In case you missed the VM craze in its earlier inception or its most recent reincarnation, here's a quick Inigo-Montoya style sum up:

After her high school best friend was murdered and her father ousted as Sheriff in the small, economically divided community of Neptune, CA, teenager Veronica Mars starts investigating the murder herself. Having picked up some tools of the trade from her now private investigator dad, Veronica uses her quick wits, ability to think on her feet, and stun gun to solve the crime. We see her through two years of high school, one year of college, and a sex tape scandal to boot. The movie picks up nine years after the TV show ends, and many familiar faces re-emerge.

Movie plot summary: Logan, Veronica's off-again, on-again love interest, is in hot water after supposedly getting his life together. Accused of murdering a former Neptune High alum, Logan seeks out Veronica for help. After nine long years of radio silence, Veronica once again puts her life on hold, leaving New York to return to Neptune to save Logan's ever-troublesome behind.

Can she find the murderer? Can she resist Logan in a Navy uniform? Will the new Veronica, a non-sleuthing, law school grad, withstand the magnetic pull of old, inquisitive, push-the-envelope-until-it-burns Veronica?

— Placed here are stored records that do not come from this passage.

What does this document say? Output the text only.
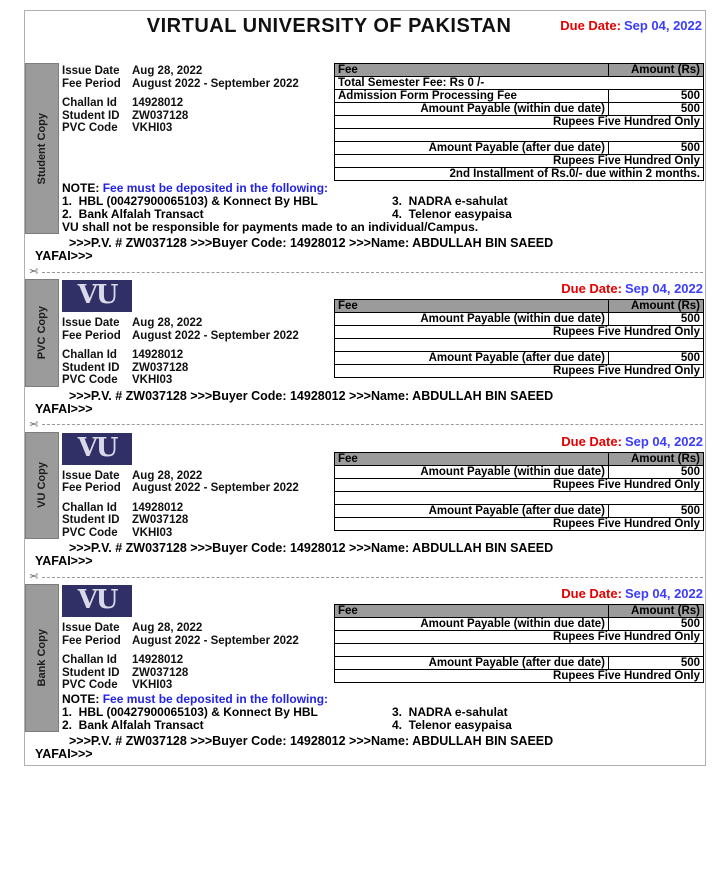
VIRTUAL UNIVERSITY OF PAKISTAN	Due Date: Sep 04, 2022
Student Copy
Issue Date Aug 28, 2022
Fee Period August 2022 - September 2022
Challan Id 14928012
Student ID ZW037128
PVC Code VKHI03
Fee	Amount (Rs)
Total Semester Fee: Rs 0 /-	
Admission Form Processing Fee	500
Amount Payable (within due date)	500
Rupees Five Hundred Only	

Amount Payable (after due date)	500
Rupees Five Hundred Only	
2nd Installment of Rs.0/- due within 2 months.	
NOTE: Fee must be deposited in the following:
1.  HBL (00427900065103) & Konnect By HBL	3.  NADRA e-sahulat
2.  Bank Alfalah Transact	4.  Telenor easypaisa
VU shall not be responsible for payments made to an individual/Campus.
>>>P.V. # ZW037128 >>>Buyer Code: 14928012 >>>Name: ABDULLAH BIN SAEED YAFAI>>>
✂
PVC Copy
VU
Issue Date Aug 28, 2022
Fee Period August 2022 - September 2022
Challan Id 14928012
Student ID ZW037128
PVC Code VKHI03
Due Date: Sep 04, 2022
Fee	Amount (Rs)
Amount Payable (within due date)	500
Rupees Five Hundred Only	

Amount Payable (after due date)	500
Rupees Five Hundred Only	
>>>P.V. # ZW037128 >>>Buyer Code: 14928012 >>>Name: ABDULLAH BIN SAEED YAFAI>>>
✂
VU Copy
VU
Issue Date Aug 28, 2022
Fee Period August 2022 - September 2022
Challan Id 14928012
Student ID ZW037128
PVC Code VKHI03
Due Date: Sep 04, 2022
Fee	Amount (Rs)
Amount Payable (within due date)	500
Rupees Five Hundred Only	

Amount Payable (after due date)	500
Rupees Five Hundred Only	
>>>P.V. # ZW037128 >>>Buyer Code: 14928012 >>>Name: ABDULLAH BIN SAEED YAFAI>>>
✂
Bank Copy
VU
Issue Date Aug 28, 2022
Fee Period August 2022 - September 2022
Challan Id 14928012
Student ID ZW037128
PVC Code VKHI03
Due Date: Sep 04, 2022
Fee	Amount (Rs)
Amount Payable (within due date)	500
Rupees Five Hundred Only	

Amount Payable (after due date)	500
Rupees Five Hundred Only	
NOTE: Fee must be deposited in the following:
1.  HBL (00427900065103) & Konnect By HBL	3.  NADRA e-sahulat
2.  Bank Alfalah Transact	4.  Telenor easypaisa
>>>P.V. # ZW037128 >>>Buyer Code: 14928012 >>>Name: ABDULLAH BIN SAEED YAFAI>>>
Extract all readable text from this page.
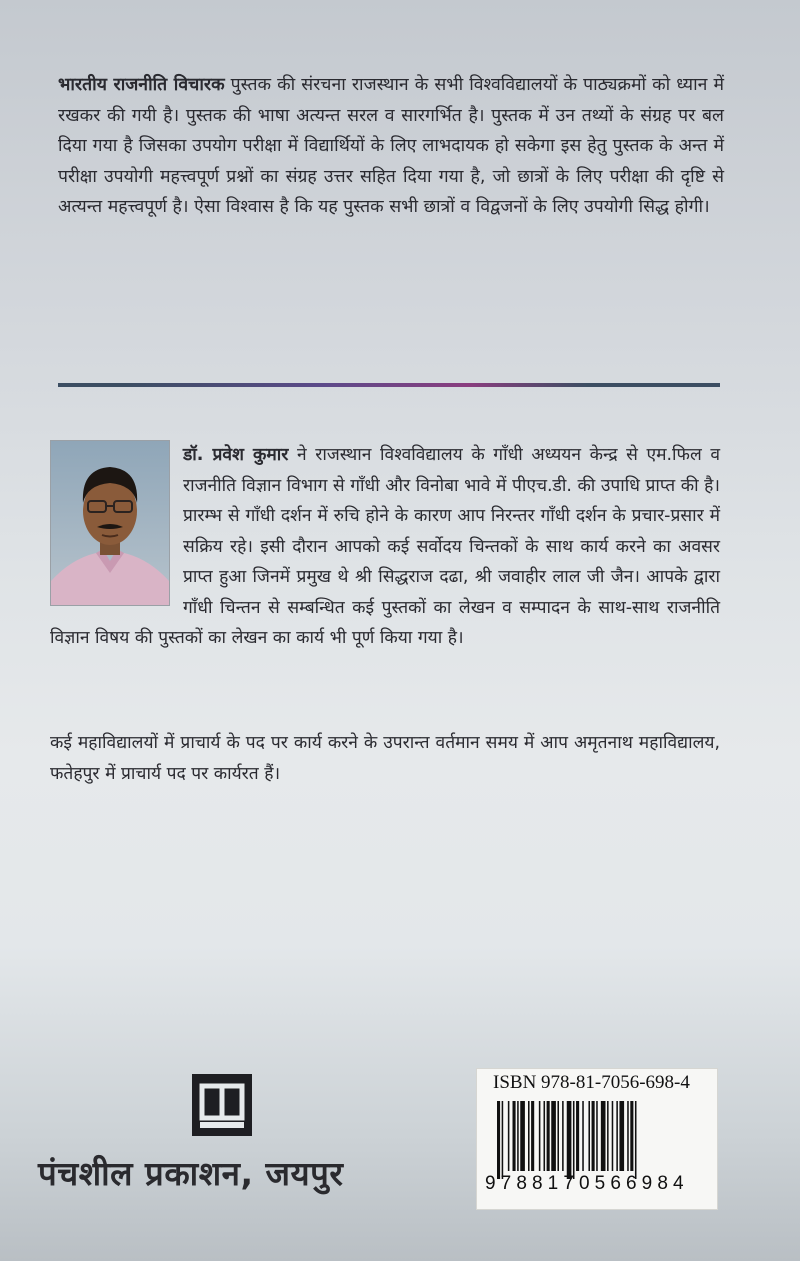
भारतीय राजनीति विचारक पुस्तक की संरचना राजस्थान के सभी विश्वविद्यालयों के पाठ्यक्रमों को ध्यान में रखकर की गयी है। पुस्तक की भाषा अत्यन्त सरल व सारगर्भित है। पुस्तक में उन तथ्यों के संग्रह पर बल दिया गया है जिसका उपयोग परीक्षा में विद्यार्थियों के लिए लाभदायक हो सकेगा इस हेतु पुस्तक के अन्त में परीक्षा उपयोगी महत्त्वपूर्ण प्रश्नों का संग्रह उत्तर सहित दिया गया है, जो छात्रों के लिए परीक्षा की दृष्टि से अत्यन्त महत्त्वपूर्ण है। ऐसा विश्वास है कि यह पुस्तक सभी छात्रों व विद्वजनों के लिए उपयोगी सिद्ध होगी।

डॉ. प्रवेश कुमार ने राजस्थान विश्वविद्यालय के गाँधी अध्ययन केन्द्र से एम.फिल व राजनीति विज्ञान विभाग से गाँधी और विनोबा भावे में पीएच.डी. की उपाधि प्राप्त की है। प्रारम्भ से गाँधी दर्शन में रुचि होने के कारण आप निरन्तर गाँधी दर्शन के प्रचार-प्रसार में सक्रिय रहे। इसी दौरान आपको कई सर्वोदय चिन्तकों के साथ कार्य करने का अवसर प्राप्त हुआ जिनमें प्रमुख थे श्री सिद्धराज दढा, श्री जवाहीर लाल जी जैन। आपके द्वारा गाँधी चिन्तन से सम्बन्धित कई पुस्तकों का लेखन व सम्पादन के साथ-साथ राजनीति विज्ञान विषय की पुस्तकों का लेखन का कार्य भी पूर्ण किया गया है।

कई महाविद्यालयों में प्राचार्य के पद पर कार्य करने के उपरान्त वर्तमान समय में आप अमृतनाथ महाविद्यालय, फतेहपुर में प्राचार्य पद पर कार्यरत हैं।

पंचशील प्रकाशन, जयपुर

ISBN 978-81-7056-698-4
9788170566984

As always, the witty banter, pop culture references and amazing character development shine. We get to see who Veronica has become, as well as watch her struggle to find the best balance for herself.

I give the movie an A+. Much like the show, it's slightly too suspenseful for me and I woke up several times last night thinking about the film. However, Veronica is the only sleuth I'm willing to bite my nails for (and trust me, I lost several watching this movie.) Watching the movie is like being reunited with an old friend, if you can consider fictional characters friends. It makes you harken back to who you were when the show was on, and how you've changed since then, too. Or at least that's a side effect that hit me.

In any case, VM fan or not, I recommend this film. It's nice to finally have a conclusion after the show was unexpectedly cancelled without the opportunity to have a series finale.

After all, a long time ago, we used to be friends.